Graduation came and went along with acceptance letters. My top school Princeton University accepted me, ME! And I could not go because the out-of-state fees were just as much as the tuition and even with the scholarships I received there was no way. So I was stuck, but not defeated. I decided to be frugal and attend Lone Star Community College because I still had no idea of what school I wanted to attend in the great lone star state. I can honestly say that was one of the best decisions I have ever made. I auditioned for the collegiate debate team and was quickly accepted, I learned so much there it was almost as if I discovered a new side of myself that I never knew existed. Under the teachings of Wade Hechst I became the 2009 Phi Ro Pi National Champion and the Pi Kappa Delta Champion the following year recieving all superior awards in my fields and landing scholarships from across the country. Things were playing just as I had planned now all I had to do was decided where to go. Growing up in different suburbias most of my life and not around my own people I decided I wanted to go to a HBCU, no I needed to go to an HBCU. I settled on Wiley College in Marshall, Texas a small town close enough to home but still far enough to where I would still be missed. I loved it. A private Methodist school with Chapel on Tuesdays followed by fried chicken gatherings in the cafeteria. Old plantation houses that now doubled as dorms and administration offices and a presence that just screamed the ideals of obstacles overcome. I felt like I was home. From cookout campaigns to registration rallies everyone had a fight even if the cause was different the front was united. It wasn’t until a few months later that I would realize that it was just a front.
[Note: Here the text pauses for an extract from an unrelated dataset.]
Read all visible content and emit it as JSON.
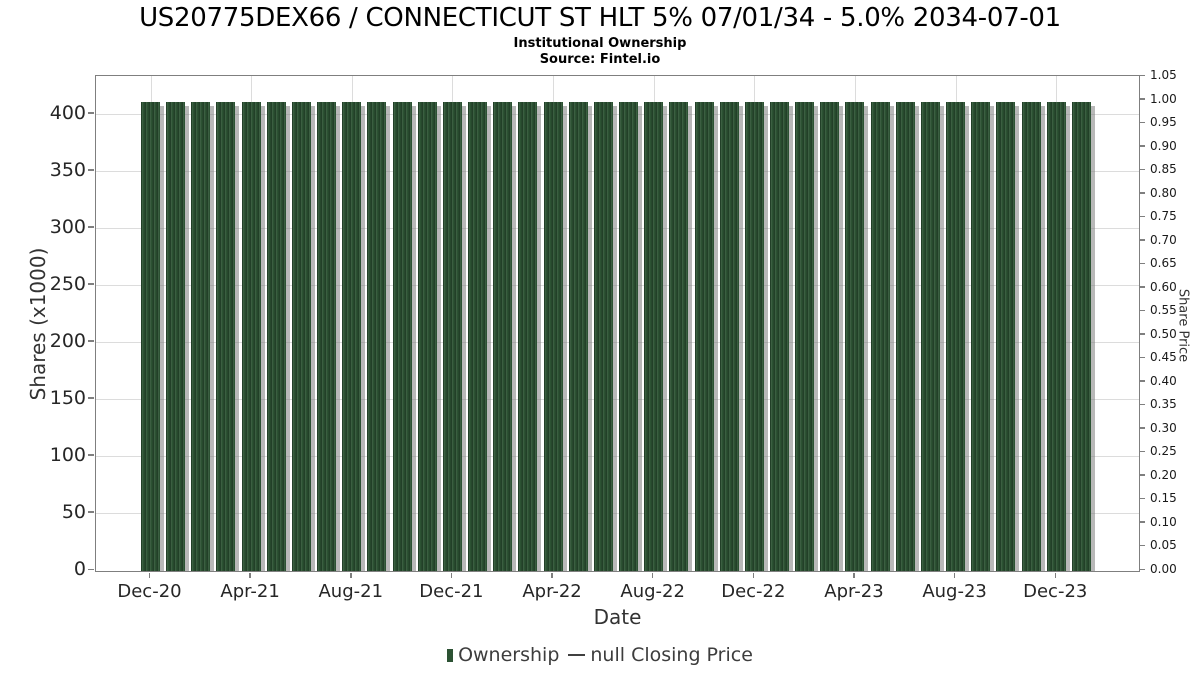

About four months later my roommate and I were beyond starving and decided to go grab some food. Now the thing about Marshall is that it is small which means things close early, which  means if you want food you may had to drive a good ways to find a place that is open. At the time I had a place right off of highway 20 and about five miles up was the only place we knew stayed open, IHOP. And it was quickly looking like an IHOP kind of night. Once the journey was made we were tired and even hungrier than before, because my roommate thought it would be a good idea that since we were eating late we should walk there and back thus to burn calories. I could have killed her when we got there, at 2 am five miles felt like 10 and all I wanted to do was sit down.  When we walked into the restaurant there was a cold glance that hit you like walking in the house after being out in the Houston summer heat. It was clear that we were not regular customers, my roommate began to nudge my side to I guess signal me that we should leave, but everyone who knows me knows I do not scare that easily. And the way I was feeling I was not going to leave without having a meal. The hostess whose reflection easily mirrored mine on any day seemed reluctant to seat us but once she realized I wasn’t going to leave she began to leads us to the back. Noticing what her intentions were I stopped once we reached the middle, “This will do,” she gave me a side eye and said, “I will be back to get your orders.” As she walked away eyes began to burn holes in my skull and I knew we weren’t sitting under the light.  After 15 minutes and she still hadn’t returned I decided it wouldn’t be smart to let them cook me food. As we were walking out of the restaurant we saw the hostess outside talking to a local, she looked at us and rolled her eyes. It was at that moment that I realized her reflection I once thought I could relate too was nothing more than a tan. Smh. Those five miles back my roommate and I knew something had to be done we needed people to know of the injustice we just witnessed in 2010 and it needed to be stopped. The following day we talked to the Dean, the President and even our Debate Coach and all of their responses were the same. They asked us why we were out on that side of town at that time of night, as if Jim Crow was a current issue. The thing is in Marshall it was. We just didn’t know it yet.